Александр же в своих коротких ответных записках несколько раз проявлял сочувствие к Парроту, утешая его заверениями в неизменности их отношений: «…огорчен, что Вы на мой счет можете сомнения питать; остаюсь и буду всегда тот же» (29 марта), и в еще более эмоциональной форме: «Отчего Вы всегда так страстны, отчего отчаиваетесь так скоро? Решимость должна рука об руку идти со спокойствием, неужели Вы без него обойтись хотите? Есть случаи, когда сомневаться значит обижать; чем же дал я повод сомневаться в моих чувствах к Вам? Разве уважение Ваше ко мне доверия не предполагает?» (8 мая). Но одновременно император явно дистанцировался от проектов Паррота, а встреча, на которой тот хотел получить окончательное согласие Александра I на учреждение приходских училищ, все время откладывалась.

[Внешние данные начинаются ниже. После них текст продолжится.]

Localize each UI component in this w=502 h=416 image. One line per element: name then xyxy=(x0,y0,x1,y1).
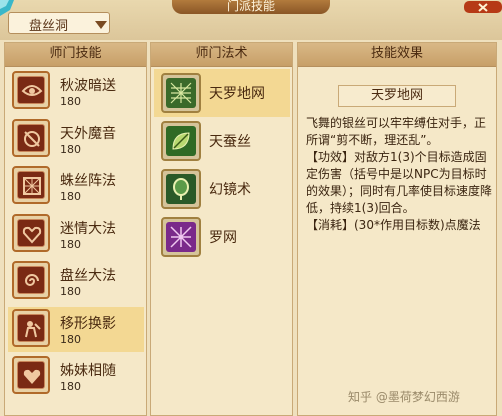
skill-item[interactable]: 姊妹相随 180 xyxy=(8,354,144,399)
effect-description-line: 飞舞的银丝可以牢牢缚住对手，正所谓“剪不断，理还乱”。 xyxy=(306,116,487,147)
skill-item[interactable]: 秋波暗送 180 xyxy=(8,69,144,114)
effect-panel-header: 技能效果 xyxy=(298,43,496,67)
skill-name: 移形换影 xyxy=(60,315,116,332)
skill-item[interactable]: 迷情大法 180 xyxy=(8,212,144,257)
spell-name: 幻镜术 xyxy=(209,182,251,198)
skill-level: 180 xyxy=(60,142,81,156)
skill-level: 180 xyxy=(60,332,81,346)
skill-item[interactable]: 天外魔音 180 xyxy=(8,117,144,162)
shadow-figure-icon xyxy=(12,308,50,347)
skill-level: 180 xyxy=(60,190,81,203)
effect-panel: 技能效果 天罗地网 飞舞的银丝可以牢牢缚住对手，正所谓“剪不断，理还乱”。 【功… xyxy=(297,42,497,416)
web-square-icon xyxy=(12,166,50,204)
spell-name: 天蚕丝 xyxy=(209,134,251,150)
lute-icon xyxy=(12,118,50,157)
skills-panel: 师门技能 秋波暗送 180 天外魔音 180 蛛丝阵法 180 迷情大法 180 盘丝大法 180… xyxy=(4,42,147,416)
skill-name: 盘丝大法 xyxy=(60,268,116,284)
spell-name: 罗网 xyxy=(209,230,237,246)
skills-panel-header: 师门技能 xyxy=(5,43,146,67)
spell-item[interactable]: 罗网 xyxy=(154,213,290,261)
spells-panel: 师门法术 天罗地网天蚕丝幻镜术罗网 xyxy=(150,42,293,416)
skill-name: 蛛丝阵法 xyxy=(60,173,116,189)
chevron-down-icon xyxy=(95,21,107,29)
skill-level: 180 xyxy=(60,95,81,108)
skill-name: 迷情大法 xyxy=(60,220,116,237)
skill-item[interactable]: 移形换影 180 xyxy=(8,306,144,352)
effect-description: 飞舞的银丝可以牢牢缚住对手，正所谓“剪不断，理还乱”。 【功效】对敌方1(3)个… xyxy=(306,115,494,234)
school-dropdown[interactable]: 盘丝洞 xyxy=(8,12,110,34)
heart-icon xyxy=(12,356,50,394)
spell-item[interactable]: 天罗地网 xyxy=(154,69,290,117)
spell-item[interactable]: 天蚕丝 xyxy=(154,117,290,165)
eye-wave-icon xyxy=(12,71,50,109)
school-dropdown-value: 盘丝洞 xyxy=(29,19,69,34)
spell-item[interactable]: 幻镜术 xyxy=(154,165,290,213)
heart-swirl-icon xyxy=(12,213,50,252)
skill-level: 180 xyxy=(60,237,81,251)
effect-description-line: 【功效】对敌方1(3)个目标造成固定伤害（括号中是以NPC为目标时的效果）；同时… xyxy=(306,150,493,215)
spell-name: 天罗地网 xyxy=(209,86,265,102)
skill-name: 姊妹相随 xyxy=(60,363,116,379)
skill-name: 天外魔音 xyxy=(60,125,116,142)
skill-item[interactable]: 蛛丝阵法 180 xyxy=(8,164,144,209)
effect-spell-name: 天罗地网 xyxy=(338,85,456,107)
skill-level: 180 xyxy=(60,380,81,393)
skill-item[interactable]: 盘丝大法 180 xyxy=(8,259,144,304)
window-title: 门派技能 xyxy=(172,0,330,14)
effect-description-line: 【消耗】(30*作用目标数)点魔法 xyxy=(306,218,481,232)
mirror-icon xyxy=(161,169,201,209)
watermark: 知乎 @墨荷梦幻西游 xyxy=(348,390,460,404)
spiral-icon xyxy=(12,261,50,299)
purple-net-icon xyxy=(161,217,201,257)
spells-panel-header: 师门法术 xyxy=(151,43,292,67)
skill-level: 180 xyxy=(60,285,81,298)
net-icon xyxy=(161,73,201,113)
close-icon[interactable] xyxy=(464,0,502,14)
silk-leaf-icon xyxy=(161,121,201,161)
skill-name: 秋波暗送 xyxy=(60,78,116,94)
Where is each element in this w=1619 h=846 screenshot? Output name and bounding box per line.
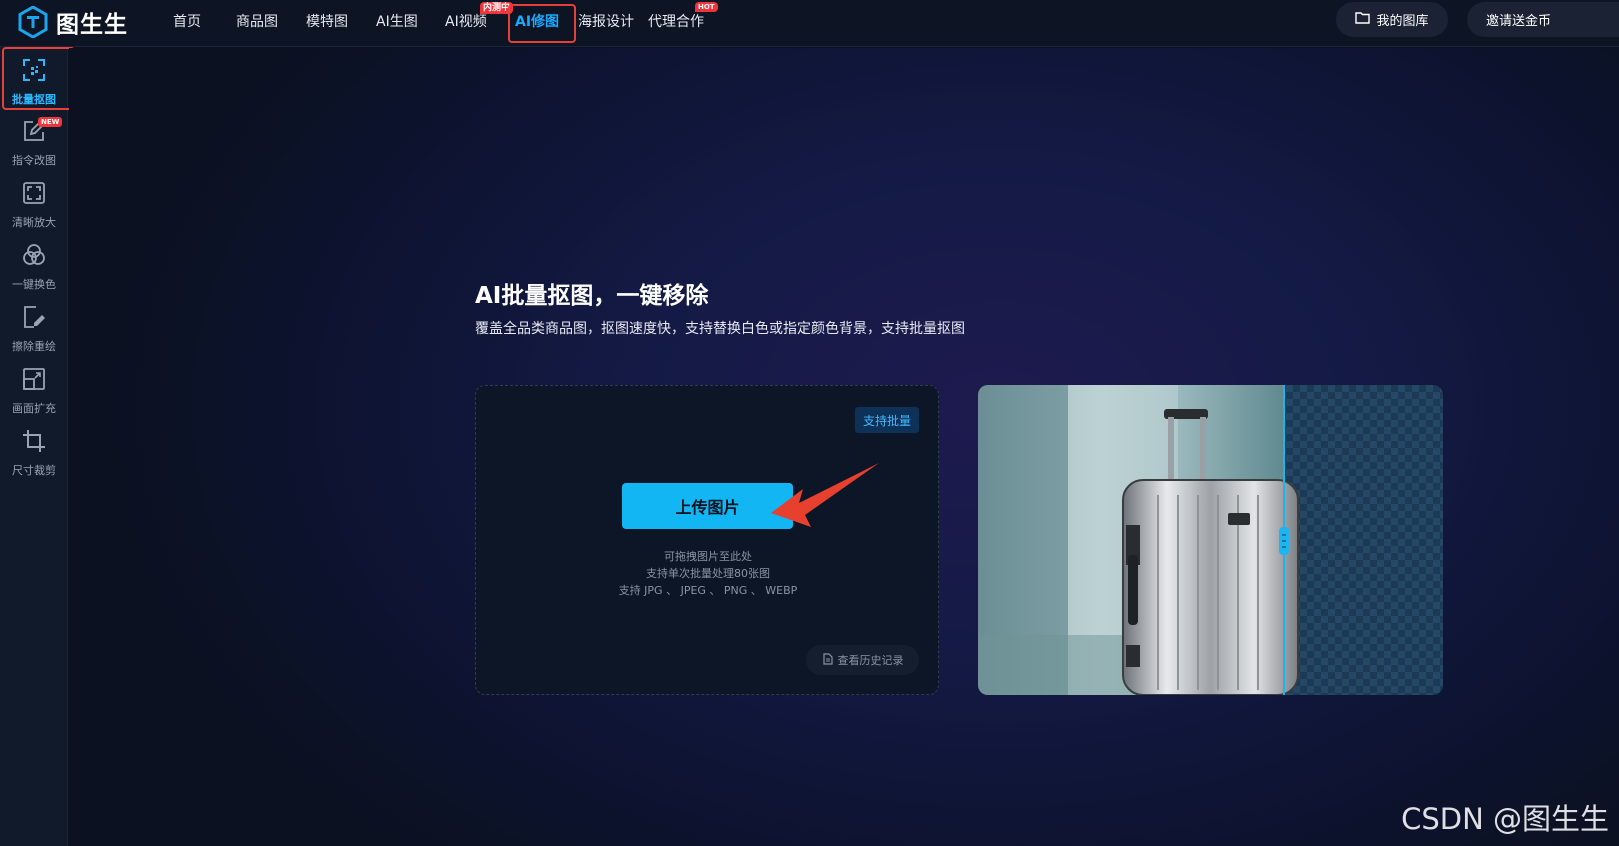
my-library-button[interactable]: 我的图库 bbox=[1336, 2, 1448, 37]
sidebar-item-recolor[interactable]: 一键换色 bbox=[0, 241, 68, 301]
expand-icon bbox=[20, 365, 48, 397]
view-history-button[interactable]: 查看历史记录 bbox=[806, 645, 919, 675]
sidebar-item-upscale[interactable]: 清晰放大 bbox=[0, 179, 68, 239]
upscale-icon bbox=[20, 179, 48, 211]
sidebar-item-label: 指令改图 bbox=[12, 154, 56, 167]
brand-name: 图生生 bbox=[56, 12, 128, 38]
sidebar-item-erase-redraw[interactable]: 擦除重绘 bbox=[0, 303, 68, 363]
brand-logo[interactable]: 图生生 bbox=[18, 5, 128, 39]
sidebar-item-label: 画面扩充 bbox=[12, 402, 56, 415]
color-icon bbox=[20, 241, 48, 273]
folder-icon bbox=[1355, 11, 1371, 28]
main-content: AI批量抠图，一键移除 覆盖全品类商品图，抠图速度快，支持替换白色或指定颜色背景… bbox=[69, 48, 1619, 846]
beta-tag: 内测中 bbox=[480, 2, 514, 14]
sidebar-item-label: 一键换色 bbox=[12, 278, 56, 291]
cutout-icon bbox=[20, 56, 48, 88]
watermark: CSDN @图生生 bbox=[1401, 802, 1609, 836]
page-title: AI批量抠图，一键移除 bbox=[475, 283, 709, 309]
sidebar-item-crop[interactable]: 尺寸裁剪 bbox=[0, 427, 68, 487]
sidebar-item-label: 尺寸裁剪 bbox=[12, 464, 56, 477]
sidebar-item-batch-cutout[interactable]: 批量抠图 bbox=[0, 56, 68, 116]
logo-icon bbox=[18, 5, 48, 39]
document-icon bbox=[822, 652, 834, 668]
nav-ai-retouch[interactable]: AI修图 bbox=[515, 11, 559, 31]
sidebar-item-expand[interactable]: 画面扩充 bbox=[0, 365, 68, 425]
sidebar-item-label: 擦除重绘 bbox=[12, 340, 56, 353]
nav-home[interactable]: 首页 bbox=[173, 11, 201, 31]
nav-ai-generate[interactable]: AI生图 bbox=[376, 11, 418, 31]
upload-dropzone[interactable]: 支持批量 上传图片 可拖拽图片至此处 支持单次批量处理80张图 支持 JPG 、… bbox=[475, 385, 939, 695]
sample-preview-image bbox=[978, 385, 1443, 695]
format-hint: 支持 JPG 、 JPEG 、 PNG 、 WEBP bbox=[618, 584, 798, 597]
history-label: 查看历史记录 bbox=[837, 654, 904, 667]
sidebar-item-label: 批量抠图 bbox=[12, 93, 56, 106]
crop-icon bbox=[20, 427, 48, 459]
new-badge: NEW bbox=[38, 117, 63, 127]
nav-ai-video[interactable]: AI视频 bbox=[445, 11, 487, 31]
red-arrow-annotation bbox=[771, 463, 879, 527]
drag-hint: 可拖拽图片至此处 bbox=[664, 550, 752, 563]
sidebar-item-instruction-edit[interactable]: NEW 指令改图 bbox=[0, 117, 68, 177]
nav-agency[interactable]: 代理合作 bbox=[648, 11, 704, 31]
batch-support-badge: 支持批量 bbox=[854, 407, 919, 433]
nav-poster-design[interactable]: 海报设计 bbox=[578, 11, 634, 31]
invite-button[interactable]: 邀请送金币 bbox=[1467, 2, 1619, 37]
sidebar: 批量抠图 NEW 指令改图 清晰放大 一键换色 擦除重绘 画面扩充 尺寸裁剪 bbox=[0, 47, 75, 846]
nav-product-image[interactable]: 商品图 bbox=[236, 11, 278, 31]
invite-label: 邀请送金币 bbox=[1486, 14, 1552, 29]
eraser-icon bbox=[20, 303, 48, 335]
my-library-label: 我的图库 bbox=[1376, 14, 1429, 29]
page-subtitle: 覆盖全品类商品图，抠图速度快，支持替换白色或指定颜色背景，支持批量抠图 bbox=[475, 321, 965, 337]
upload-image-button[interactable]: 上传图片 bbox=[622, 483, 793, 529]
nav-model-image[interactable]: 模特图 bbox=[306, 11, 348, 31]
sidebar-item-label: 清晰放大 bbox=[12, 216, 56, 229]
batch-limit-hint: 支持单次批量处理80张图 bbox=[646, 567, 770, 580]
hot-tag: HOT bbox=[695, 2, 718, 12]
top-bar: 图生生 首页 商品图 模特图 AI生图 AI视频 内测中 AI修图 海报设计 代… bbox=[0, 0, 1619, 47]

Наконец, 11 мая Паррот добился своего, получив, как ему тогда представлялось, полное одобрение императора (и в последующем несколько раз он подчеркнуто приписывал этот проект не себе, а самому Александру I). Но для романтической дружбы этого оказалось недостаточно – в письме по итогам встречи профессор явственно упрекал императора, что тот, одобряя реформу, «не был счастлив», т. е. требовал не только внешнего, но и внутреннего признания своей правоты. В такого рода замечаниях можно увидеть ключевые особенности характера Паррота и его отношения к дружбе: ему мало было, что его друг делал то, что хотел Паррот, соглашался с мыслями Паррота, – ему требовалось еще, чтобы друг чувствовал так же, как и он сам. Именно в этом и заключался смысл «владения Александром» (к которому, как отмечалось, в той или иной степени стремились все его друзья), и это отношение существует и трактуется именно внутри эмоциональной культуры романтизма.

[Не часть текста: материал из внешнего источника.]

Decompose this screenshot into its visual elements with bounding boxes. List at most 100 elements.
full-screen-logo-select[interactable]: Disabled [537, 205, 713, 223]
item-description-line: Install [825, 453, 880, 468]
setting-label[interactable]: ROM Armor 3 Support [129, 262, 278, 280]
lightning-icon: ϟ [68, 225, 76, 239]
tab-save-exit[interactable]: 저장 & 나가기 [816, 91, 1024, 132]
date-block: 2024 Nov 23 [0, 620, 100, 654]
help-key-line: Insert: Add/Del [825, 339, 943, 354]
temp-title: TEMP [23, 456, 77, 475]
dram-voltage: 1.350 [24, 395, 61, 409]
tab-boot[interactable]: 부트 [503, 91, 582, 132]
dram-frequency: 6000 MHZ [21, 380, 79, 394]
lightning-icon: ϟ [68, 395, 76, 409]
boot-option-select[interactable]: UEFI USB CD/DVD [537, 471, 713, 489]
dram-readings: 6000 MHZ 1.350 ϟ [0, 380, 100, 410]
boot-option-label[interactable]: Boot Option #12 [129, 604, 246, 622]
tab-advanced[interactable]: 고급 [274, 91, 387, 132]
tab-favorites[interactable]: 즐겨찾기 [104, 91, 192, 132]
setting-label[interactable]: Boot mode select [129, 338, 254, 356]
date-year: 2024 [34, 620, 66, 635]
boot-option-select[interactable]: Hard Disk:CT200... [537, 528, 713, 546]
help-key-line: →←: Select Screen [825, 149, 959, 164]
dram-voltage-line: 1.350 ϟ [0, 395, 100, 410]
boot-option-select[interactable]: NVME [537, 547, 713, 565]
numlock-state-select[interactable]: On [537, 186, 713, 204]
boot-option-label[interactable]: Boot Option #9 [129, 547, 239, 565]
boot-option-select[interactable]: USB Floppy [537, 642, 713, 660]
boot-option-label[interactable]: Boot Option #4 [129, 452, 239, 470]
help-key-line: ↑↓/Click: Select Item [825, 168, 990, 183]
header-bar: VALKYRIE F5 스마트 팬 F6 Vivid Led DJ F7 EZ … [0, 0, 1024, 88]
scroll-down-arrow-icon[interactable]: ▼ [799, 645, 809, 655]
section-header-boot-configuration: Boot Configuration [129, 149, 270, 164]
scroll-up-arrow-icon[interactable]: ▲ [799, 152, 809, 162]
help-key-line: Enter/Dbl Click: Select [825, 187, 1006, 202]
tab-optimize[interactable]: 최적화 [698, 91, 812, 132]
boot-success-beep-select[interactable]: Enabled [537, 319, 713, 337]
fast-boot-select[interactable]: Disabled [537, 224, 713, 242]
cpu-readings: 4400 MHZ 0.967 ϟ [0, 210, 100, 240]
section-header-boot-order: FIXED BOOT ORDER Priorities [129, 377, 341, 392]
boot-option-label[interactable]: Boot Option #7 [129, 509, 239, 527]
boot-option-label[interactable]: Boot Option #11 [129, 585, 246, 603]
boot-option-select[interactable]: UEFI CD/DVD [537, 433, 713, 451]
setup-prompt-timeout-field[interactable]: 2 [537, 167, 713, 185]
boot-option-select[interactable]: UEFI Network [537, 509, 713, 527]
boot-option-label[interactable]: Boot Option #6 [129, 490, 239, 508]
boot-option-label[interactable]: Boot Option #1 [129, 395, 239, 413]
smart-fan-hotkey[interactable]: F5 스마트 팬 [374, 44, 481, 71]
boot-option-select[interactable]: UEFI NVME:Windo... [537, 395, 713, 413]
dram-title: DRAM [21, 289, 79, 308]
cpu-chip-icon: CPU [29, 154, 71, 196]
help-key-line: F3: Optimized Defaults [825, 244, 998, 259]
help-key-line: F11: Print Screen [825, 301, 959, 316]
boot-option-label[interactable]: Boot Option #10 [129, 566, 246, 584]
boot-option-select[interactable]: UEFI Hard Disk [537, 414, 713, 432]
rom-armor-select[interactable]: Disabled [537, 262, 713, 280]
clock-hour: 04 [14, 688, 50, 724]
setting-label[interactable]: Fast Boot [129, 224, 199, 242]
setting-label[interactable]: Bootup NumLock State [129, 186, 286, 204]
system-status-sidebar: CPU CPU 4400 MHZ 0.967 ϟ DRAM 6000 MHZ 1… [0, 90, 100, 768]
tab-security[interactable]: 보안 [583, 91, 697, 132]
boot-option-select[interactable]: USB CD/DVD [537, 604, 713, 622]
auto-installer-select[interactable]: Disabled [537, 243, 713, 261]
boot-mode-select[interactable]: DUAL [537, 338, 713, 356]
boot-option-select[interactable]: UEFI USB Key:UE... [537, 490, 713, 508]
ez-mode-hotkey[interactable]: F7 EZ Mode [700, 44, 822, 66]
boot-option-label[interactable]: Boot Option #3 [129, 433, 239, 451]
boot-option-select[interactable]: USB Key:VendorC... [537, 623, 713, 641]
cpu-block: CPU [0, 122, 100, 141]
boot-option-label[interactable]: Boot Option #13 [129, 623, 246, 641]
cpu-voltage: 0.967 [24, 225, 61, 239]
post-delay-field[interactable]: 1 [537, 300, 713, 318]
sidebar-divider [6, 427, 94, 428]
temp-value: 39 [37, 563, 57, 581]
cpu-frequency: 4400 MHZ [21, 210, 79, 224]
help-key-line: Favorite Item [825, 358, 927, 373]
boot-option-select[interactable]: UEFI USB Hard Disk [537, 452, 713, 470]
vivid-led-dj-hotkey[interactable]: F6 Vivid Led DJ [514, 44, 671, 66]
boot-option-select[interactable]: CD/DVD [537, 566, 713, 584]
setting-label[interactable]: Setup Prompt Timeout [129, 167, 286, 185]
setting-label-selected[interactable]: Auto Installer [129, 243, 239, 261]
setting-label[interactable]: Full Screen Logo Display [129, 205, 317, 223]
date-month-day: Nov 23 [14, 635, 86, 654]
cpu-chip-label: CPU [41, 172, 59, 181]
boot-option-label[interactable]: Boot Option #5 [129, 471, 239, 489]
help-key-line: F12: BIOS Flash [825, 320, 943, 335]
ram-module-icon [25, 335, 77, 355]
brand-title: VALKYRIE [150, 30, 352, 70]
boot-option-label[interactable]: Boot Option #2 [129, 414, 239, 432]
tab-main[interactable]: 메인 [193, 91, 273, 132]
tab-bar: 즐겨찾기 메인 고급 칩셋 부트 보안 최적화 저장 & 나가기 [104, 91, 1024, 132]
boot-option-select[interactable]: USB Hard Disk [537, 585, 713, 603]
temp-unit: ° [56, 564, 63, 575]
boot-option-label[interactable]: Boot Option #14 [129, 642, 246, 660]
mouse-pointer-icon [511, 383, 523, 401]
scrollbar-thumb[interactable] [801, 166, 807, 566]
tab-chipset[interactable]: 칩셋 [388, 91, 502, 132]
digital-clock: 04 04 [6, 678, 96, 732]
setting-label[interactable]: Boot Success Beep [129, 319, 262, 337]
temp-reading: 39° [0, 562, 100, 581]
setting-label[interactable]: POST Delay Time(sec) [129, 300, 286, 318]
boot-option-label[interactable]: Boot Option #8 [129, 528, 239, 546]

Неудивительно поэтому, что вместо того, чтобы щадить друга и ослабить свой нажим на него, Паррот лишь его усиливал. В цитированном выше письме он советовал царю открыто подвергнуться всем неудовольствиям, сопряженным с этим решением, – и вообще быть деспотом, чтобы спасти свою нацию[46]. Следующее же письмо, зачитанное Парротом Александру I при их расставании 27 мая 1805 г., вообще выглядит как весьма дерзновенное по своему масштабу вмешательство частного человека в компетенции императора, с критикой и советами, как тому лучше управлять страной. Раз вступив на этот путь, Паррот не будет упускать данную линию из виду в дальнейшей переписке, продолжая давать царю как общие, так и частные советы в различных государственных областях.

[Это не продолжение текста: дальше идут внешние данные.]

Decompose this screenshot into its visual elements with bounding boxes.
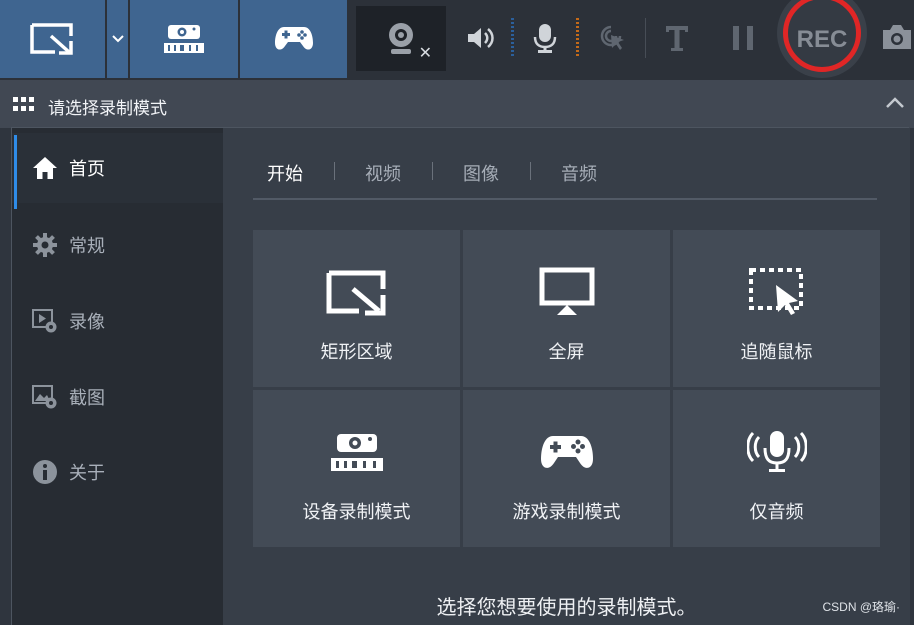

Как представляется, весна 1805 г. знаменовала первый серьезный кризис в отношениях Александра I и Паррота. Заметно было, что Александр I дорожил связью со своим другом на эмоциональном уровне, ценил его и свои переживания, но вовсе не спешил реализовывать идеи Паррота – последний же, напротив, убедился в необходимости доминировать над императором для воплощения в жизнь проектов, нацеленных на «всеобщее благо», и теперь готов был вмешиваться в любые стороны управления государством.